Rule purpose | Rule definition |
Idle | Rule add idle_record
gpdb_record(message=”Record Idle for pgadmin3″) when (session_id:host:pid:current_query = ‘<IDLE>’ and session_id:host:pid:runtime > 14400 and session_id:host:pid:usename != ‘gpadmin’ and datid:numbackends > 75 and session_id:host:pid:application_name =~ /pgAdmin III/)
|
Idle in transaction | Rule add idle_intrans_record
gpdb_record(message=”Query status is <IDLE in Transaction> > hour “) when session_id:host:pid:runtime > 3600 and session_id:host:pid:current_query = ‘<IDLE in transaction>’
|
Workfile usage | Rule add workfile_record
gpdb_record(message=”10K or 500GB work files”) when session_id:host:pid:usename != ‘gpadmin’ and (session_id:host:pid:spillfile_count_across_cluster > 10000 or session_id:host:pid:spillfile_size_across_cluster > 500000000000)
|
Segment level memory | Rule add vmemseg_record gpdb_record(message=”Query running at > 50% of the segment vmem_protect_limit “)
when session_id:host:segment_id:vmem_size_pct > 50 and session_id:host:pid:runtime > 0
|
Find Select “*” queries running for > 10 minutes | Rule add query_sel_star_record gpdb_record(message=”Select * query running over 10 minutes”)
when session_id:host:pid:runtime > 600 and session_id:host:pid:usename != ‘gpadmin’ and session_id:host:pid:current_query =~ /select */
|
Find Select queries running for > 4 hours | Rule add query_4hour_record gpdb_record(message=”query running over 4 hours “)
when session_id:host:pid:runtime > 14400 and (session_id:host:pid:current_query != ‘<IDLE>’ and session_id:host:pid:current_query != ‘<IDLE> in transaction’) and session_id:host:pid:usename != ‘gpadmin’
|
Find processes using > 85% of CPU | Rule add cpu_record gpdb_record(message=’CPU util > 85% for this process’)

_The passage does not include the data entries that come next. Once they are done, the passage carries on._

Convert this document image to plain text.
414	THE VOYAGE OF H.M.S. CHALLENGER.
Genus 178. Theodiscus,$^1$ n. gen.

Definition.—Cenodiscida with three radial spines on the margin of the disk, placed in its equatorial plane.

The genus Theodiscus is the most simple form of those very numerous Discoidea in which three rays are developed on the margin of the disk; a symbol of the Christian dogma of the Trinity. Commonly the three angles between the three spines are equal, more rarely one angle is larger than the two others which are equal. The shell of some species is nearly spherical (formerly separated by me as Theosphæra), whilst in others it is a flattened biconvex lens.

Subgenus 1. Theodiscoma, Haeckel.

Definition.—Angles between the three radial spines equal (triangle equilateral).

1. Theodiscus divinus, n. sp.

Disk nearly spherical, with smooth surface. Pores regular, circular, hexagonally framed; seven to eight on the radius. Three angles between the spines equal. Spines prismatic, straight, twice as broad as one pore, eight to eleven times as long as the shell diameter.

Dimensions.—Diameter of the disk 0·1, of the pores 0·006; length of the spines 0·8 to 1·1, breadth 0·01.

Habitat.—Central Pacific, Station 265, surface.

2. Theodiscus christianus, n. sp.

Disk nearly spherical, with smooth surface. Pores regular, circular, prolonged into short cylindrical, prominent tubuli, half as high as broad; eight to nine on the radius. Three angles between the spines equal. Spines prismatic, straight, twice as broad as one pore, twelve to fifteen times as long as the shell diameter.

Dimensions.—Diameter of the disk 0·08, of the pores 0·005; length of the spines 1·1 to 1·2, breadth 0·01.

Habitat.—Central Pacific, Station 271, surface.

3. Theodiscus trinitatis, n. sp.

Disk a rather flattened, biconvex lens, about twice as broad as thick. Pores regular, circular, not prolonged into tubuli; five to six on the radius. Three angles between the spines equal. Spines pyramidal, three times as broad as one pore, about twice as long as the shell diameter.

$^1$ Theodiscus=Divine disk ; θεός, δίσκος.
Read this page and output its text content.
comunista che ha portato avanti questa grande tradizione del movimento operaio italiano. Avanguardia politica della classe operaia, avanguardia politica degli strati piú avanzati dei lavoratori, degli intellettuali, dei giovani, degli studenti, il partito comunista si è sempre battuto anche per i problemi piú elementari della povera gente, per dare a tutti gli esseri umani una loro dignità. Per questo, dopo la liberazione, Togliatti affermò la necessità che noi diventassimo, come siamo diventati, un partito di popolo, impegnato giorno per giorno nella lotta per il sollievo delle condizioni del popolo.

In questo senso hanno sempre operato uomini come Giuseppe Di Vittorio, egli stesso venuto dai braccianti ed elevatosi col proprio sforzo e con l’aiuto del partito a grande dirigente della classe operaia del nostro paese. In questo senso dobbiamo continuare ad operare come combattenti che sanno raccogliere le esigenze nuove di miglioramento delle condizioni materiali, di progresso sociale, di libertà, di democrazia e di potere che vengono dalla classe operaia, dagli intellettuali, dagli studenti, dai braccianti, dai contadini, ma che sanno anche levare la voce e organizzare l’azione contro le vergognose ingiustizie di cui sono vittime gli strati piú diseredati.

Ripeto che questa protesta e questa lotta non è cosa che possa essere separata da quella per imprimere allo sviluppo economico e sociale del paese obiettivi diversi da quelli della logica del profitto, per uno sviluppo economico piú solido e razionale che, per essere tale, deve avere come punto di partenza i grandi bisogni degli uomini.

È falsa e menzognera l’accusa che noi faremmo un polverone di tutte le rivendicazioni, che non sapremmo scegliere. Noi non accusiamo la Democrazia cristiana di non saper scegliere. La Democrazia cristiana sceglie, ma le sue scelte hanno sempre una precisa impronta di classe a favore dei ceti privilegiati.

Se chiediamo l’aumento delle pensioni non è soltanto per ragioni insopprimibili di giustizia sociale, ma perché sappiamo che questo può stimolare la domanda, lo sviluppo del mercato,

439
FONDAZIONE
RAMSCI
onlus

when host:pid:cpu_util > 85 and session_id:host:pid:runtime > 0
|
A very helpful threshold when building a WLM rule is the date/time threshold. Using this threshold in conjunction with other thresholds, a unique rule template can be deployed for a particular time of day, differentiating between online and batch workloads that have different workload signatures. For example,
Online users – From midnight to 5PM
- kill any query running for more than 120 seconds
rule add kill_long
pg_terminate_backend()
when session_id:host:pid:runtime* > 120
|
and host:hour > 0 and host:hour < 17
Batch process – From 5PM to midnight
- kill any query running for more than 600 seconds.
rule add kill_long
pg_terminate_backend()
when session_id:host:pid:runtime* > 600
and host:hour > 17 and host:hour < 24
WLM is an essential tool to manage the diverse and high volume use cases of a GreenPlum database. All users of the database feel that their jobs, reports, or SQL are mission critical. GP WLM provides the capability and discipline required to organize these activities and control the critical database resources so that they can be leveraged most effectively. In Greenplum 5.0, Pivotal sets the foundation for their next generation of WLM features, which will further enhance Greenplum’ s workload management capabilities.